Clute, in his Annals of Staten Island, tells of the incident: “Having crossed the Sound and concealed his boat, Mersereau took his course for home across the fields, avoiding the public roads as much as possible. It was while crossing a road from one field to another that he was met by a young man whom he knew well but as neither spoke he imagined that the young man did not know him; in this however, he was mistaken for he was recognised [sic] at once. There was no British post just then nearer than Richmond and thither the young Tory hastened and informed the commanding officer, probably Colonel Simcoe, but it was near daylight in the morning before the party set out.

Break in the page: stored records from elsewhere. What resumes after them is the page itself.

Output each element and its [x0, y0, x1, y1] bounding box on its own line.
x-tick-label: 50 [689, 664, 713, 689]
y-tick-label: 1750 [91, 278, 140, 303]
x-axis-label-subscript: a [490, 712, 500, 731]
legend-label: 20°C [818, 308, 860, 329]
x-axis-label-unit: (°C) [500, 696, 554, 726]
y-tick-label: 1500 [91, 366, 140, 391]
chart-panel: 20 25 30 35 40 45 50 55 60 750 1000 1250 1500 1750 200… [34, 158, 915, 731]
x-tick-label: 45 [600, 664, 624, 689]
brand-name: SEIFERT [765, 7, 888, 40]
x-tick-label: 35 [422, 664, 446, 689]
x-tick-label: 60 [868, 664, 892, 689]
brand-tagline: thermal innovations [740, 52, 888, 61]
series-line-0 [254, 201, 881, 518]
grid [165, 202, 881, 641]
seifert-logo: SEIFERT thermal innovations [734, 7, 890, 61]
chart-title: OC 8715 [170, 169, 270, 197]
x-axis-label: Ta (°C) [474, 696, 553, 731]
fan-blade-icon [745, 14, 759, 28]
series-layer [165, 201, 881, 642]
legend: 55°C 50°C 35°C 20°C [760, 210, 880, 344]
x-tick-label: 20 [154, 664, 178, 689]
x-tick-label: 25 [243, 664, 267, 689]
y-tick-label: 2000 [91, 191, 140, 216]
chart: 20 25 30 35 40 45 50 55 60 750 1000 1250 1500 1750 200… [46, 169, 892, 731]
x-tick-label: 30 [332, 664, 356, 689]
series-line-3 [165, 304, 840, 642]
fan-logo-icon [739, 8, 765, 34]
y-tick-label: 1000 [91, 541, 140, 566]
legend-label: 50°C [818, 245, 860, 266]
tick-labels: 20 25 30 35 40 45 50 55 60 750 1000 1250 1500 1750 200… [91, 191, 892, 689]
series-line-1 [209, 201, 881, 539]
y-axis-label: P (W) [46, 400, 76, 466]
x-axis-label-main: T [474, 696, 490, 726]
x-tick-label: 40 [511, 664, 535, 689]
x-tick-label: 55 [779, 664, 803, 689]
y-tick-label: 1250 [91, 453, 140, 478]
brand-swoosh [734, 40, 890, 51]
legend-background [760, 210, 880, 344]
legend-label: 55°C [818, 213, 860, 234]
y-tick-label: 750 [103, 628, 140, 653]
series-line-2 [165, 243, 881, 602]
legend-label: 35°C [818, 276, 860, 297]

“They were in no haste, for they supposed Mersereau intended to remain concealed at home during the day. The family, as was their custom, had arisen early, but the soldiers were not discovered until within a few rods of the house. The alarm was immediately given, and the approaching party made a rush; as they reached the door, the Colonel sprang out of the upper, northwest window of his house upon a shed beneath it and to the ground. A few rods west of the house is a small elevation and it was thence while crossing this that he was discovered. On the other side of the hill was a hedgerow, terminating at a deep swamp, along which he ran on all fours to keep himself out of sight until he reached the swamp, in the middle of which he found a place of concealment.
“When he was discovered crossing the hill those who had begun a search within were called out and pursuit was made, but when the top of the hill was reached, the Colonel was nowhere to be seen. The swamp was discovered and it was at once concluded that he was there concealed, but as the pursuers were ignorant of its intricacies they could proceed no farther. Dogs were then put upon the track which they followed to the edge of the swamp. Here the pursuit terminated and the Colonel, after remaining concealed the whole day, escaped during the following night to New Jersey.”
For more than a week after that, a constant watch was kept on the house and its inmates, day and night, during which time the members of the family dared to be found even looking toward the swamp. It was nearly a week before they were assured of the Colonel’s safety.
We do not know of the specific annoyances suffered by Mrs. Mersereau, during all that long period in which her husband could only visit his home surreptitiously, but can only conjecture.
Colonel Mersereau died in 1804, only a few months after the death of his next older brother Joshua. In his will, proved September 18th of that year, he speaks of his wife Charity and his children John, and Mary, wife of Thomas Cubberly; Elizabeth, wife of Daniel De Hart; Sophia, wife of John Crocheron; Jacob, David, and Peter. The oldest son John was by a former wife. All the sons were prominent citizens of Staten Island for many years, and two of them served terms in the Assembly. Of Charity, their mother, all records seem to have been lost and only family traditions remain.
Reference: The Pioneer Mothers of America: A Record of the More Notable Women of the Early Days of the Country, and Particularly of the Colonial and Revolutionary Periods by Harry Clinton Green and Mary Wolcott Green, A.B. Third Volume, Published by G.P. Putnam’s Sons.